Imagen tomada por Valeria Leiton Patiño
El barro negro es una cerámica artesanal mexicana, a la que se le conoce por su brillo metálico, el cual se crea a partir de la forma de cocción y pulido emblemático. El barro negro nació en Oaxaca, más específicamente en San Bartolo Coyotepec, donde se estima que esta técnica comenzó a usarse antes de la llegada de los españoles, transmitiéndose de generación en generación.
Cuando vemos una pieza de cerámica hecha con barro negro, podemos notar a simple vista que tiene un color negro intenso y un brillo muy significativo, pero no siempre fue así; el barro originalmente era gris, con un acabado mate, y se utilizaba para crear utensilios y otros objetos de uso cotidiano. Esto lo cambió la artesana Doña Rosa Real, quien en el siglo XX descubrió que al utilizar cierto método de quema y pulida podía darle las características con las que lo conocemos hoy en día.

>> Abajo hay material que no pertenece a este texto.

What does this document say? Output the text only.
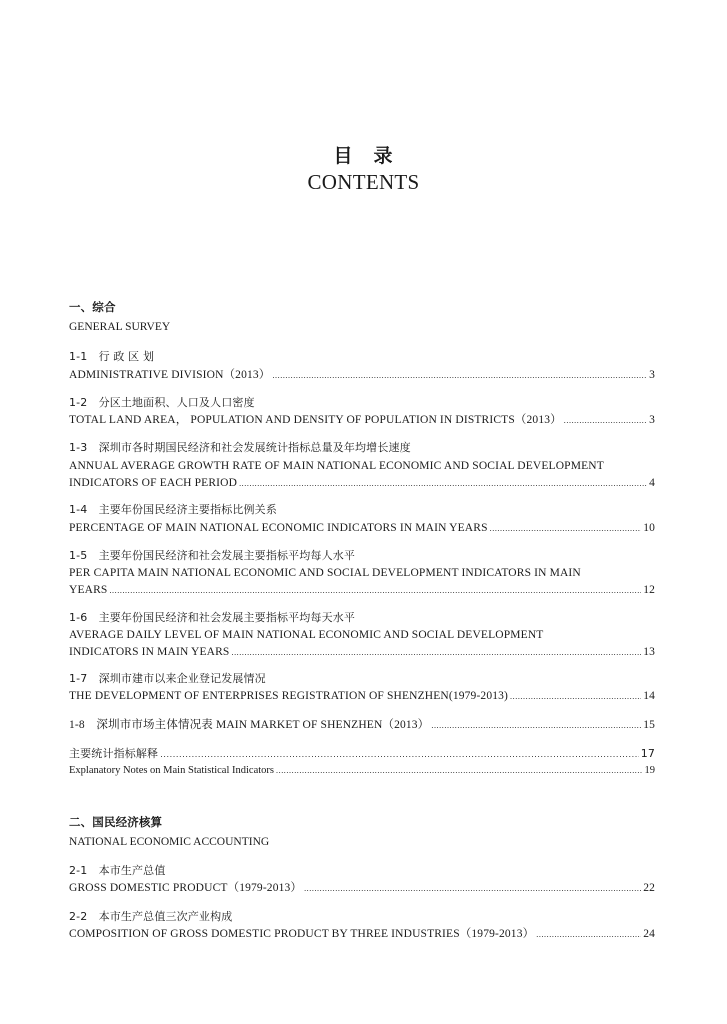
目　录
CONTENTS
一、综合
GENERAL SURVEY
1-1　行 政 区 划
ADMINISTRATIVE DIVISION（2013） .....	3
1-2　分区土地面积、人口及人口密度
TOTAL LAND AREA， POPULATION AND DENSITY OF POPULATION IN DISTRICTS（2013） .....	3
1-3　深圳市各时期国民经济和社会发展统计指标总量及年均增长速度
ANNUAL AVERAGE GROWTH RATE OF MAIN NATIONAL ECONOMIC AND SOCIAL DEVELOPMENT
INDICATORS OF EACH PERIOD .....	4
1-4　主要年份国民经济主要指标比例关系
PERCENTAGE OF MAIN NATIONAL ECONOMIC INDICATORS IN MAIN YEARS .....	10
1-5　主要年份国民经济和社会发展主要指标平均每人水平
PER CAPITA MAIN NATIONAL ECONOMIC AND SOCIAL DEVELOPMENT INDICATORS IN MAIN
YEARS .....	12
1-6　主要年份国民经济和社会发展主要指标平均每天水平
AVERAGE DAILY LEVEL OF MAIN NATIONAL ECONOMIC AND SOCIAL DEVELOPMENT
INDICATORS IN MAIN YEARS .....	13
1-7　深圳市建市以来企业登记发展情况
THE DEVELOPMENT OF ENTERPRISES REGISTRATION OF SHENZHEN(1979-2013) .....	14
1-8　深圳市市场主体情况表 MAIN MARKET OF SHENZHEN（2013） .....	15
主要统计指标解释 .....	17
Explanatory Notes on Main Statistical Indicators .....	19
二、国民经济核算
NATIONAL ECONOMIC ACCOUNTING
2-1　本市生产总值
GROSS DOMESTIC PRODUCT（1979-2013） .....	22
2-2　本市生产总值三次产业构成
COMPOSITION OF GROSS DOMESTIC PRODUCT BY THREE INDUSTRIES（1979-2013） .....	24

Según los habitantes de estos lugares de Oaxaca, la técnica del barro negro se ha utilizado desde a. C. Las primeras piezas fueron elaboradas en Monte Albán y algunas de ellas reflejan diseños inspirados en la mitología y en los símbolos zapotecas. Aunque también se encontró este material, de uso doméstico en su tiempo, en las culturas zapoteca y mixteca de los Valles Centrales.